この記事は、毎週月曜日に配信されているメールマガジン『小寺・西田の「マンデーランチビュッフェ」』から、一部を転載したものです。今回の記事は2021年1月11日に配信されたものです。メールマガジン購読(月額660円・税込)の申し込みはこちらから。
1月6日に米国ワシントンDCで起きた連邦議会議事堂の襲撃事件は、われわれが思う以上に、アメリカ合衆国に住む人々に大きなインパクトを与えている。連邦議会議事堂は、アメリカという国の軸である民主主義の象徴そのものだ。それが「民主主義によって選ばれた大統領に扇動された人々によって襲撃された」のだから。
しかもその目的は、次期大統領選挙人投票結果の正式な集計と確認に対する示威行為だった。襲撃によって確認作業は翌日へと延期されている。
今回の事件において、各人がドナルド・トランプの政策を支持していたかどうか、その是非はこの際あまり関係ない。
ポイントは「大統領選挙に不正があったと信じている人々」がいて、それをトランプとその支持者が煽り、その結果として、トランプ支持派が警察の制止を振り切って議事堂内に乱入し、その際に死傷者まで出してしまったという点だ。
その過程でSNSが極めて大きな役割を果たしており、今後の情報拡散にも使われる可能性が高い。
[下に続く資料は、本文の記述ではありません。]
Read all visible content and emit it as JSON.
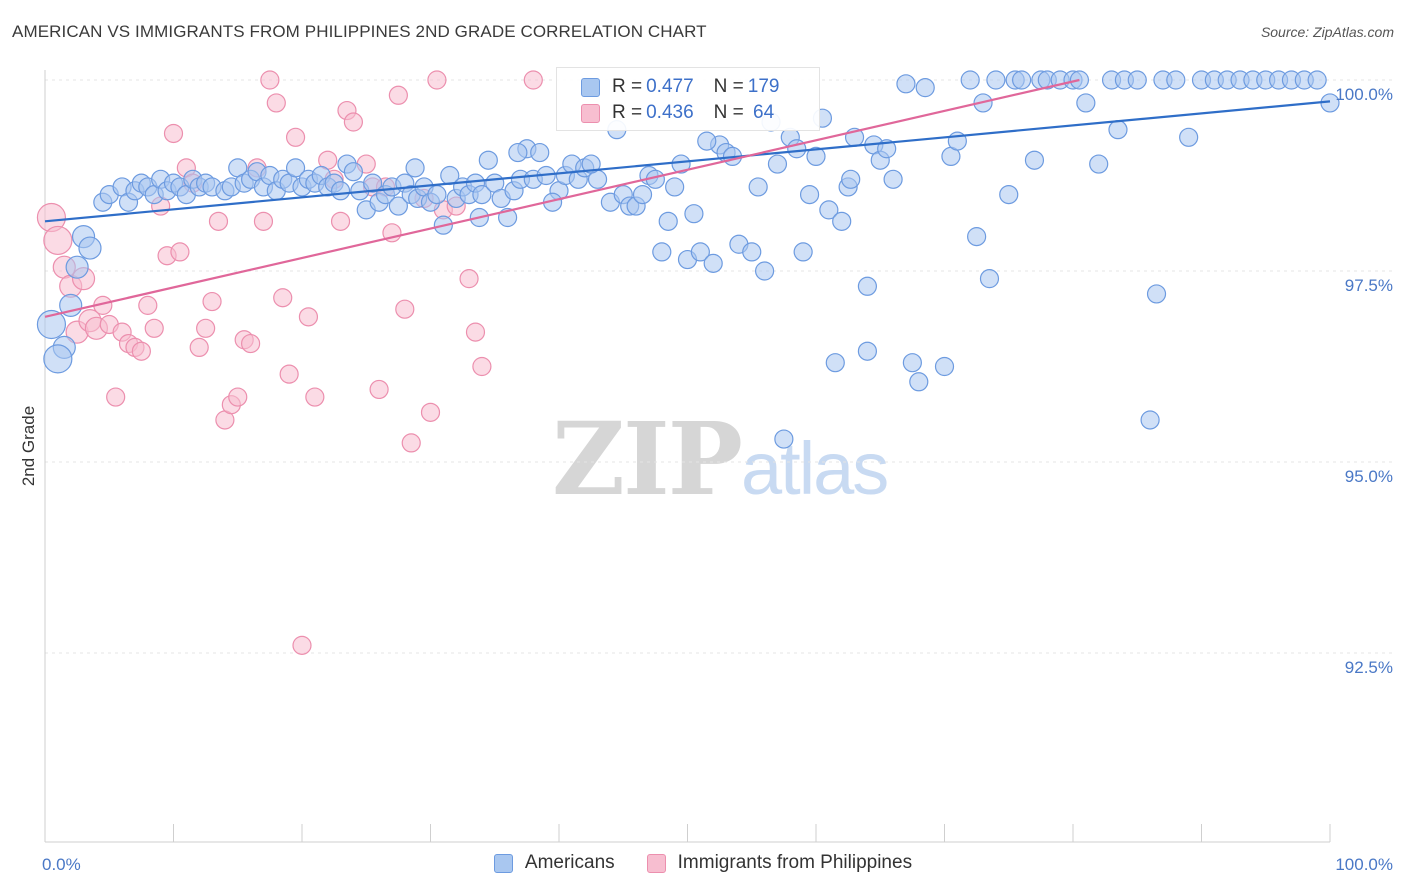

ドナルド・トランプとその関係者のSNSアカウントが相次いで凍結されたが、それは彼が公職から離れるのでやりやすくなった、というだけではない。
今回のポイントは、「アメリカの常識から考えて一線を超えてしまい、対処しないことがサービスにとって致命傷となる」と判断されたことだ。企業としてはそこに敏感に反応せざるを得ない。以前から問題は指摘されており、その段階で対処することもできただろう。この段階での対応は不公平であり、場当たり的なもの、ともいえる。本質的には、筆者は反対の立場をとる。
しかし、そうせざるを得ない空気感がアメリカには存在するのも、また事実である。
現地の報道を見ると「アメリカ合衆国憲法修正第25条適用を」という論調まであるほどだ。アメリカ合衆国憲法修正第25条とは、「大統領が職務執行不可能である」と判断された場合の対処についてのもの。政権移行までもうさほど日数は残っていないが、「短い間ですら危険性がある」「大統領としてあってはならない言動をした人物に職務遂行は不可能である」という主張である。
要は彼の言動が常軌を逸しており、職務執行ができる正常な状態ではない、とまで言っているわけだ。今回のことはテロないしはクーデターに近いと認識されているので、そうした意見が出るのも分かる。のんきな日本人から見れば、フィクションの中でしか出てこないと思っていた「憲法修正第25条」の文字がニュースに躍るのは、どこか現実感がない。